I can’t even blame it on Nathan, though I’m sure I could and you all would nod with sympathy while thinking, “Are you sure YOU didn’t do it, Mona? This looks like your work.” You caught me. A toddler would have left a peanut butter smear. And pee.
My camera slipped from my hands and landed on the hardwood. If I had softwood floors, I wouldn’t have this problem. Or if I lived in one of those inflatable bouncy houses or in Strawberry Shortcake’s house because she lived in a cake made of strawberry! I could just eat around my lens! Problem solved, tummy full, high five!
The filter is shattered and bent so I can’t twist it off to examine the lens underneath. Rest in peace, 17-85mm.
You see right through me, internet friend! I really just want to take pictures of my cat, Lilo!

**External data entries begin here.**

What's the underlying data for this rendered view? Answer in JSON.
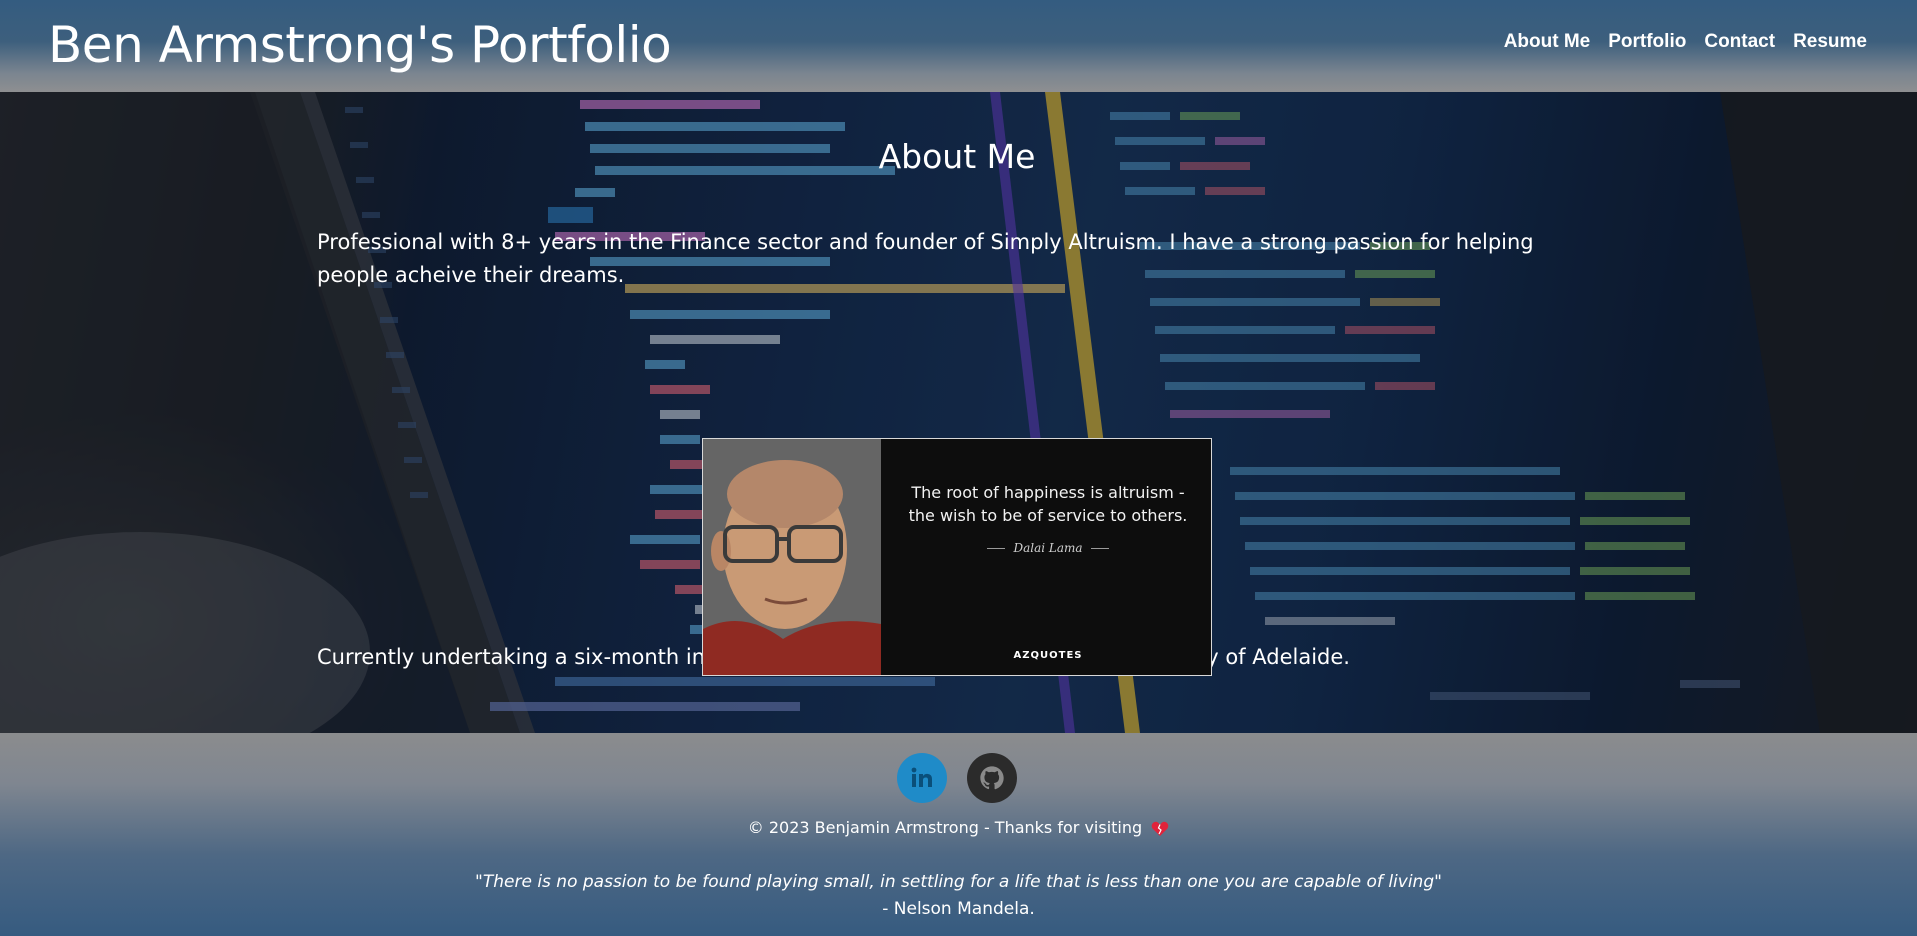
{
  "header": {
    "title": "Ben Armstrong's Portfolio",
    "nav": [
      "About Me",
      "Portfolio",
      "Contact",
      "Resume"
    ]
  },
  "hero": {
    "heading": "About Me",
    "paragraph1": "Professional with 8+ years in the Finance sector and founder of Simply Altruism. I have a strong passion for helping people acheive their dreams.",
    "paragraph2": "Currently undertaking a six-month intensive Coding Bootcamp Course with University of Adelaide.",
    "background_image": "code-on-laptop-screen",
    "quote_image": {
      "text": "The root of happiness is altruism - the wish to be of service to others.",
      "author": "Dalai Lama",
      "brand": "AZQUOTES"
    }
  },
  "footer": {
    "social": [
      {
        "name": "linkedin",
        "icon": "linkedin-icon",
        "color": "#1f8bc8",
        "label": "in"
      },
      {
        "name": "github",
        "icon": "github-icon",
        "color": "#2b2b2b"
      }
    ],
    "copyright": "© 2023 Benjamin Armstrong - Thanks for visiting",
    "quote": "\"There is no passion to be found playing small, in settling for a life that is less than one you are capable of living\"",
    "quote_author": "- Nelson Mandela."
  },
  "colors": {
    "header_top": "#345c80",
    "footer_bottom": "#365b80",
    "text": "#ffffff",
    "linkedin": "#1f8bc8"
  }
}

Lilo knows I am transparent.
And can I ask why there is so much hate toward women, particularly mothers, who purchase higher-end cameras? I’ve read some blog banter recently that cut through moms with cameras, pointing out that they can never ever call themselves photographers. How dare they mention the word photography! I must always refer to it as square things with my son’s face in the middle. Granted, I am not a professional photographer by any stretch, but those kind of comments shut out those like me who find photography fascinating and cathartic. Tell me, who spiked the punch with haterade?
But you don’t feel that way, right, my sweet internet friend? If we went bowling, you would totally let me win, which would mean you would have to aim for the gutter so my single digit score would pwn you. That’s the kind of relationship we have, you l33t hax0r!